A Sociedade Portuguesa de Cardiologia quer ainda que os cidadãos aprendam a reconhecer os sintomas da doença, sendo que entre os mais comuns estão a falta de ar extrema, edema nos membros inferiores e fadiga acentuada.

Em Portugal não há dados concretos sobre o número de insuficientes cardíacos. O último estudo foi realizado há cerca de 15 anos e apontava para uma prevalência de 4%, estimando cerca de 400 mil doentes.

Mas João Morais diz que atualmente serão bastante mais, pelo menos meio milhão de doentes, até porque muitos dos que foram sendo salvos de um enfarte do miocárdio acabam por vir a desenvolver insuficiência cardíaca.

Falta acesso à reanimação em locais públicos

Portugal está longe dos mínimos no acesso à reanimação cardíaca em locais públicos, considera a Sociedade de Cardiologia, que defende um verdadeiro programa nacional de acesso à desfibrilhação.

Se tiver uma paragem cardíaca num estádio de futebol ou num grande centro ou zona comercial, a probabilidade que tenho de sobreviver é mínima”, afirma o presidente da Sociedade Portuguesa de Cardiologia, João Morais, em entrevista à agência Lusa.

A prevenção da morte súbita precoce deve, no entender do especialista, ser encarada como uma prioridade, até porque a comunidade médica tem hoje forma de identificar os doentes em risco e de intervir.

Para João Morais, um dos “grandes problemas” em Portugal é o “acesso à resposta à paragem cardíaca na rua”.

No acesso à ressuscitação em locais públicos, estamos muito longe de poder atingir sequer os mínimos”, comenta o cardiologista, que ressalva contudo o trabalho importante do INEM nesta matéria.

Mesmo reconhecendo que há já locais com desfibrilhadores automáticos externos (aparelho usado na paragem cardiorrespiratória), João Morais entende que não basta distribuir desfibrilhadores.

A introdução de um desfibrilhador, explicou, pressupõe formação de pessoas e atualização de conhecimentos a cada dois, três anos ou cinco anos, no máximo. 

Deve ser enquadrado em algo organizacional. Não basta ter um desfibrilhador pendurar numa parede de um centro comercial, esse aparelho tem de ter à volta dele várias componentes que têm a ver com a organização”, defendeu.

João Morais afirma que o INEM tem feito formação em suporte básico de vida e desfibrilhação automática e certificação de locais públicos, mas que Portugal “está longe de uma cobertura minimamente eficaz”, nem mesmo nas grandes cidades.

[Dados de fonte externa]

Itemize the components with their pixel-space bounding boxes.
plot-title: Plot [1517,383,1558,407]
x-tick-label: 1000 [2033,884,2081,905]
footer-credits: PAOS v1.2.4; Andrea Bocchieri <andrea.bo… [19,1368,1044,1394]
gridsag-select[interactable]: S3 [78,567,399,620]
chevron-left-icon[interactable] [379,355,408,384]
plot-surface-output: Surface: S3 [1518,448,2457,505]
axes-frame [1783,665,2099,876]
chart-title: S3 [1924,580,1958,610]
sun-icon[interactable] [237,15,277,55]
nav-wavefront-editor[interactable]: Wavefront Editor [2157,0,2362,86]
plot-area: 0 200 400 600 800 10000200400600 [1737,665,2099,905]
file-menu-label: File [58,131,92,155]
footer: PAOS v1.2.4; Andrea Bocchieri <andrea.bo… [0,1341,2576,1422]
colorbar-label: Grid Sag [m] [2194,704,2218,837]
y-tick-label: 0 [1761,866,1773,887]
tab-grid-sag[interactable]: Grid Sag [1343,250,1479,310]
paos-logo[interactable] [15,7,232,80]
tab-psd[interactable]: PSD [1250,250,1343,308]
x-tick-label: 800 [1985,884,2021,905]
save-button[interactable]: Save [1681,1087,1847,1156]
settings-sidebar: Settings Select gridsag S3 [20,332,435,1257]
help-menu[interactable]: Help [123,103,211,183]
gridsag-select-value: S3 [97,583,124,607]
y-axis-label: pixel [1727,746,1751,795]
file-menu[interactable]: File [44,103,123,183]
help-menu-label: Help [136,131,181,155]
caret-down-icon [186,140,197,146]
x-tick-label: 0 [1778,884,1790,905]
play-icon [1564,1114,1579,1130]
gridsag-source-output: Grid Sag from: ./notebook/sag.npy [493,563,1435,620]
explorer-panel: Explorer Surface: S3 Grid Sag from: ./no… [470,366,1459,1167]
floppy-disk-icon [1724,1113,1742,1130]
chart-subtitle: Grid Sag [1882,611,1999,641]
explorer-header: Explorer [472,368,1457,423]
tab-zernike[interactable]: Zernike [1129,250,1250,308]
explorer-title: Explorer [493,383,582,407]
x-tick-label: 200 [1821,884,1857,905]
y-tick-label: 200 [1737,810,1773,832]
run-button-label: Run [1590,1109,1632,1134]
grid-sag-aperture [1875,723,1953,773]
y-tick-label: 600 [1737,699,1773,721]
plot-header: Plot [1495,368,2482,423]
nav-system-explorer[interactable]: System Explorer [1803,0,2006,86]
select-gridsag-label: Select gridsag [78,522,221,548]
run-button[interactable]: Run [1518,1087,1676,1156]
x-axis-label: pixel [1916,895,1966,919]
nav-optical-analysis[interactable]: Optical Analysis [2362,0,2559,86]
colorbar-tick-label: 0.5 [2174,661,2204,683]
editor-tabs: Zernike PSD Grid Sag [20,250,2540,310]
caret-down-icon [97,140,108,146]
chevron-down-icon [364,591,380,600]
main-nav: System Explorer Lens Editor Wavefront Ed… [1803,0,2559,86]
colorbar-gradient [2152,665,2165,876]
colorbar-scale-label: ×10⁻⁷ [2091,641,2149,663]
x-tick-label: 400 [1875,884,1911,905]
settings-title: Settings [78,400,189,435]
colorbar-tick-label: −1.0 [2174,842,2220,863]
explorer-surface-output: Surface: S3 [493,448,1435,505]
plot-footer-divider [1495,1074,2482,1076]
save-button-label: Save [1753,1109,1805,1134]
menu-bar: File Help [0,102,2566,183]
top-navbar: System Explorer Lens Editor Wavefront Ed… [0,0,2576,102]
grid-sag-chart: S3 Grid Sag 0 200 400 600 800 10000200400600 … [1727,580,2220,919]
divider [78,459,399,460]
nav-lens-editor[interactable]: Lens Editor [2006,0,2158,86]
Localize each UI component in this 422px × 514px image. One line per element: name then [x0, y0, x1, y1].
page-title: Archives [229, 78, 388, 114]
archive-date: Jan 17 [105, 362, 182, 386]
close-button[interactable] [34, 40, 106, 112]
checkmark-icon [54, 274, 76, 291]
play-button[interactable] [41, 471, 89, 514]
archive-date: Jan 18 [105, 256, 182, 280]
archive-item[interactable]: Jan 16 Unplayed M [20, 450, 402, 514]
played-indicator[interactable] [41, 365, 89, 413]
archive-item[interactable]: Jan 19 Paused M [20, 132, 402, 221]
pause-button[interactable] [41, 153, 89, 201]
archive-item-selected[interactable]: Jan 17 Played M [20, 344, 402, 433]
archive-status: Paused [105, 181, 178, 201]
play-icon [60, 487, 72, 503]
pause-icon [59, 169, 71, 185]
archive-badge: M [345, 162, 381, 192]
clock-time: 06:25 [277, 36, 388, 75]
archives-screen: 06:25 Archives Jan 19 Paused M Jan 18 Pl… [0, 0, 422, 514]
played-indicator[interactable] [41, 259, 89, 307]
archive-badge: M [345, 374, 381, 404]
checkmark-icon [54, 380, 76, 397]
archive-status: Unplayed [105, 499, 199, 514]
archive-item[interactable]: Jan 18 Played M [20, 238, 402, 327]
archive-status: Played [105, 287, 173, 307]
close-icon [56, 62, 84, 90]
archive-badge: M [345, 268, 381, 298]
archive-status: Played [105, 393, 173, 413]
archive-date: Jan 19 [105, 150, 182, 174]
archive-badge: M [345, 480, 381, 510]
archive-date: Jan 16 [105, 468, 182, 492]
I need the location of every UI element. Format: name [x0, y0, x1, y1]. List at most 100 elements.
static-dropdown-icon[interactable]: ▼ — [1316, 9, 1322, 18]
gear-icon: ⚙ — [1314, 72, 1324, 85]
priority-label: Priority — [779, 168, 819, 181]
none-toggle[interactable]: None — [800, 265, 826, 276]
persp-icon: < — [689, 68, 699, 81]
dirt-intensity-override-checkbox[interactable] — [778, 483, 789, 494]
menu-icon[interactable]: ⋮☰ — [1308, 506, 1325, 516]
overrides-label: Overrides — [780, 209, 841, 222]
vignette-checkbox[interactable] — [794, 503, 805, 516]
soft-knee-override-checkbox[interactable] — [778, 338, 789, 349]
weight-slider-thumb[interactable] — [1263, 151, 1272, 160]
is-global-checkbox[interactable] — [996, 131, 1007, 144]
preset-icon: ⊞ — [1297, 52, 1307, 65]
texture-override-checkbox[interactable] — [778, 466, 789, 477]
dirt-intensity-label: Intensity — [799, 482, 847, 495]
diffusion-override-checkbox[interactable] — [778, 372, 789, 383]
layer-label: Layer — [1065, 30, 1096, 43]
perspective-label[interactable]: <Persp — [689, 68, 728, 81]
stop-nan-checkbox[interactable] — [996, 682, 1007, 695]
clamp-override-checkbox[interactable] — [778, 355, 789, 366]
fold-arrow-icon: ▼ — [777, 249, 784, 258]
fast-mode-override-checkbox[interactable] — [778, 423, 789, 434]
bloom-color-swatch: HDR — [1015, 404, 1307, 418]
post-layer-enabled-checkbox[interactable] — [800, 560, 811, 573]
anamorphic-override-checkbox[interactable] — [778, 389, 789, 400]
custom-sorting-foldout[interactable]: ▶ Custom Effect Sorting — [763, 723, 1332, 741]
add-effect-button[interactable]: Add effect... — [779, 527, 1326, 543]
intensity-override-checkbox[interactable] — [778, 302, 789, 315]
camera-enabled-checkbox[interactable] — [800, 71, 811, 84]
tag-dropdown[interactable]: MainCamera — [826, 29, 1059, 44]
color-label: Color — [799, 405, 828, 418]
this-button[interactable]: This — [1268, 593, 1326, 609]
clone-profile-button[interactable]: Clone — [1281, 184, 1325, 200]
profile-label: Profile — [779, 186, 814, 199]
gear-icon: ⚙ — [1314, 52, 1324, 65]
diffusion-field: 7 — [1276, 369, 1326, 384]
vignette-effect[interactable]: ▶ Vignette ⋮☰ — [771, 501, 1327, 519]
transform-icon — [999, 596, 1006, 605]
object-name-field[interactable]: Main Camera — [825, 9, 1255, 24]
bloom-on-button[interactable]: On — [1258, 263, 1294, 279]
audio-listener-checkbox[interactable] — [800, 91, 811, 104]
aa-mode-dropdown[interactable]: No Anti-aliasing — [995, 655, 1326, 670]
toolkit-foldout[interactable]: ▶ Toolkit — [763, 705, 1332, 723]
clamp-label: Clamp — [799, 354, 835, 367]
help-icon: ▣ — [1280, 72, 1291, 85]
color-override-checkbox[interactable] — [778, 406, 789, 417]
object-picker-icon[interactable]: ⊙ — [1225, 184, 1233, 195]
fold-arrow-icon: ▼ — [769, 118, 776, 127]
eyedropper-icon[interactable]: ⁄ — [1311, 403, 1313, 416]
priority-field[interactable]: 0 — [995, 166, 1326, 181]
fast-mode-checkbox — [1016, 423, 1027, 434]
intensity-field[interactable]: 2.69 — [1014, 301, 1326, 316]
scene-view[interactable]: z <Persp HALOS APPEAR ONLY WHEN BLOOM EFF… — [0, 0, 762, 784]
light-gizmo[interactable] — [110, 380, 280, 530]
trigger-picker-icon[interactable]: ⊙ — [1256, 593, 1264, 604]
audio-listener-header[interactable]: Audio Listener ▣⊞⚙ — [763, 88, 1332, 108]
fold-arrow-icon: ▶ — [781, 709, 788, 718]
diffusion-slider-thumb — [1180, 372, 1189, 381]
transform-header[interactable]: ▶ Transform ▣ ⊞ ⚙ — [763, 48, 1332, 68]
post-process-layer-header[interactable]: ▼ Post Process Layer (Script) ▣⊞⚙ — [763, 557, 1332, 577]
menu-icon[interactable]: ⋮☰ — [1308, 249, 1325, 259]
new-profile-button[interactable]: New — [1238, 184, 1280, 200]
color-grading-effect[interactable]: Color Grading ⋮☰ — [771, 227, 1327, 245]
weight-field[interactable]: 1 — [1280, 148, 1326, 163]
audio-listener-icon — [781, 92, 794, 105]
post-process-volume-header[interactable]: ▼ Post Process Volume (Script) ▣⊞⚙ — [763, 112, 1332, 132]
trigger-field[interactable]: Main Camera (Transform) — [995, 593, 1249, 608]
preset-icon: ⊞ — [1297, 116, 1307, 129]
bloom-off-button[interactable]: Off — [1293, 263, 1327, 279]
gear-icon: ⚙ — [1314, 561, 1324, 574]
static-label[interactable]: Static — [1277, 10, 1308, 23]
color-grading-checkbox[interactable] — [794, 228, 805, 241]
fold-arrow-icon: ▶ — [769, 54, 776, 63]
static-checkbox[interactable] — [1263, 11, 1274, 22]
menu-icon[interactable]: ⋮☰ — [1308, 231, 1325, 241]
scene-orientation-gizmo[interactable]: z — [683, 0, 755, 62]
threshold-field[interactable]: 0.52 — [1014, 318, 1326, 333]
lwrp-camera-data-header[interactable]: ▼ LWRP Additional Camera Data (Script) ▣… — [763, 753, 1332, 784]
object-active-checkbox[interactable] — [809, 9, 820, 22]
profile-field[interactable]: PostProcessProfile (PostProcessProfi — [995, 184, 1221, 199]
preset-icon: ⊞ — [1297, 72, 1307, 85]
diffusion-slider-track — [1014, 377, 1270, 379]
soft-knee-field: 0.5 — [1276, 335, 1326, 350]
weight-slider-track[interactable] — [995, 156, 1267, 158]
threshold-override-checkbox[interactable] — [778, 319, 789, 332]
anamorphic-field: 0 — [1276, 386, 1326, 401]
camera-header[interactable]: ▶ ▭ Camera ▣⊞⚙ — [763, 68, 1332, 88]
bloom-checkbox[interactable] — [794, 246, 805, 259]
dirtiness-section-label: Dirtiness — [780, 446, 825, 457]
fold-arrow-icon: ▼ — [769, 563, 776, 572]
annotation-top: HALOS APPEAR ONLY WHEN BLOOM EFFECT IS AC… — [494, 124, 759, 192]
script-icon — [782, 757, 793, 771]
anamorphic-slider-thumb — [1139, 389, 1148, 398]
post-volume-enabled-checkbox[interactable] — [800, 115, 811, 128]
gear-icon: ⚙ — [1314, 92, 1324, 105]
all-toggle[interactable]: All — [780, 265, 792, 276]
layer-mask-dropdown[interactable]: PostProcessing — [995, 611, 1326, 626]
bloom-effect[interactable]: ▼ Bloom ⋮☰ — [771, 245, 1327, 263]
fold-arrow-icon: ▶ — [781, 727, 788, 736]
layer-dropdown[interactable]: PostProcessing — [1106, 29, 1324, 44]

Há locais em que as coisas estão razoavelmente montadas, mas está muito longe de ser um verdadeiro programa nacional de resposta à paragem cardíaca”, argumenta.

Quanto à formação nas escolas, João Morais considera que as crianças e jovens são um ótimo veículo ideal para transmissão de ensinamentos em suporte básico de vida. Em alguns países nórdicos, como a Noruega, o treino e ensino começou nas crianças e foram elas que veicularam depois os conhecimentos aos pais e familiares.